The phone wails from my living room, where I dumped my purse last night. I peel my eyes open, regretting not washing my face and removing my stinging contacts. My eyes have difficulty focusing when I sit in bed to look at my alarm clock, seeing it’s well past 8 am.
I set an early doctor’s appointment to avoid missing work. When I realize I only have thirty minutes to shower, get ready, and be in the medical center, I fly out of bed, stubbing my toe and cussing up a storm.
Panic gives way to a flurry of activity as I make do with the minimalist effort in my appearance and dash out the door to race into rush hour traffic. I honk my horn, cut people off, and am a general asshole to get to his office fifteen minutes late.
The receptionist gives me a tremendous attitude about my tardiness before the nurse calls me back to that dreaded machine that tells the real story of my weight gain. I nearly faint when the scale climbs over one hundred and sixty pounds, only to be made worse when she takes my blood pressure. Both results are dizzying. My heart throbs in my chest when she guides me to the room, catching up on my medical history and medications since last year’s appointment.
Once that’s complete, she leaves me alone with my thoughts, wondering how I let it get this bad. Dr. Patel slips into the room with a grim look, and I immediately apologize for my tardiness. He shakes his head, humming at the results on the tablet, sittingon the stool the nurse vacated. Suddenly, I don’t think his look has anything to do with my late arrival.
“Kacie, your blood pressure is high. Too high,” he starts, not bothering with preambles. “And the weight gain is alarming. We’ll run some labs today, but I suspect they’ll confirm that you’re on the verge of becoming prediabetic.”
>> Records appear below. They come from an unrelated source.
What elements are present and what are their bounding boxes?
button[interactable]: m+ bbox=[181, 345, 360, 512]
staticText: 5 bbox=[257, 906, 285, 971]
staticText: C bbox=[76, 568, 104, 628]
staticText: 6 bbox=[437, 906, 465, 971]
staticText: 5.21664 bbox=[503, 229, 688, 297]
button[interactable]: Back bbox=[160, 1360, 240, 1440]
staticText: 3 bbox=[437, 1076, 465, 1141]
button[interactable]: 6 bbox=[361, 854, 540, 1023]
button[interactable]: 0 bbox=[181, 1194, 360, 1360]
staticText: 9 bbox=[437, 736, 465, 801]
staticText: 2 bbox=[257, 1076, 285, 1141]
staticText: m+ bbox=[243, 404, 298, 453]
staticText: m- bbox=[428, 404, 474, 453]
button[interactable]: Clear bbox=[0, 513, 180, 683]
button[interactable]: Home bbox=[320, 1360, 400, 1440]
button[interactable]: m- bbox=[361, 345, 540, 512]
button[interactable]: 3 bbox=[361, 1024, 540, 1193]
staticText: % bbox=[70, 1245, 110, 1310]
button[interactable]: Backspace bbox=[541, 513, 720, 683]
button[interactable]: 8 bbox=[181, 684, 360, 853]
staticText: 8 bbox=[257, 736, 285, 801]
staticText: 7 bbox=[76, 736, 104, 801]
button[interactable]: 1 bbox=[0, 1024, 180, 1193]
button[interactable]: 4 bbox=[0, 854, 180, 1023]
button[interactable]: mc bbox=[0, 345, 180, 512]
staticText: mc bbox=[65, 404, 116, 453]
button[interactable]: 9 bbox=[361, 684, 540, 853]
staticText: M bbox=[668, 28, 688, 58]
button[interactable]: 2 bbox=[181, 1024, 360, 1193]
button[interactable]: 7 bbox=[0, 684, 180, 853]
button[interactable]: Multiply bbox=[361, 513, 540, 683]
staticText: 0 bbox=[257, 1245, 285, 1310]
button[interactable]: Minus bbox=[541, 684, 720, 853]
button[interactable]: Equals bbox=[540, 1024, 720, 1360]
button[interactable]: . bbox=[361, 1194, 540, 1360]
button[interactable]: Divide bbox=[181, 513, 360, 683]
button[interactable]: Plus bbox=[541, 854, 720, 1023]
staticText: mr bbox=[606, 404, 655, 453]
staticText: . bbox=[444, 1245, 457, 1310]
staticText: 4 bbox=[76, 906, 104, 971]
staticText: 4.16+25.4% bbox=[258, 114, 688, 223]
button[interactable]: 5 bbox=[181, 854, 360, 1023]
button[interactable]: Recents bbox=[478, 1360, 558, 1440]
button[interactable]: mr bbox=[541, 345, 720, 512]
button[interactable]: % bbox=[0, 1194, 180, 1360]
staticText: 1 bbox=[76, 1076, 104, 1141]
None of this is what I want to hear. I appreciate Dr. Patel’s bluntness as I usually deal with the facts of the case, not emotions. This time, I wish he’d soften the blow.
“I’ve watched your health parameters climb steadily each year. It’s time we talk about your lifestyle. Please walk me through a typical day. Work, diet, and exercise.”
Oh no.
He asks me this every year. I have forgotten how much I dread the interview portion before the examination. It’s always bad when he makes me account for my lack of work-life balance.
“Well,” I begin, clearing my throat. “I’m at the office early, often skipping breakfast or grabbing something quick like a bagel from the cart in the tunnel. Lunch is . . . whenever I can fit it in, usually something fast.”
He scribbles his notes on his tablet, waiting for me to continue.
“Dinner.” I hesitate, the image of my overflowing trash bin of takeout containers flashing in my mind. “Is often the same. As for exercise, it’s . . . sporadic at best.”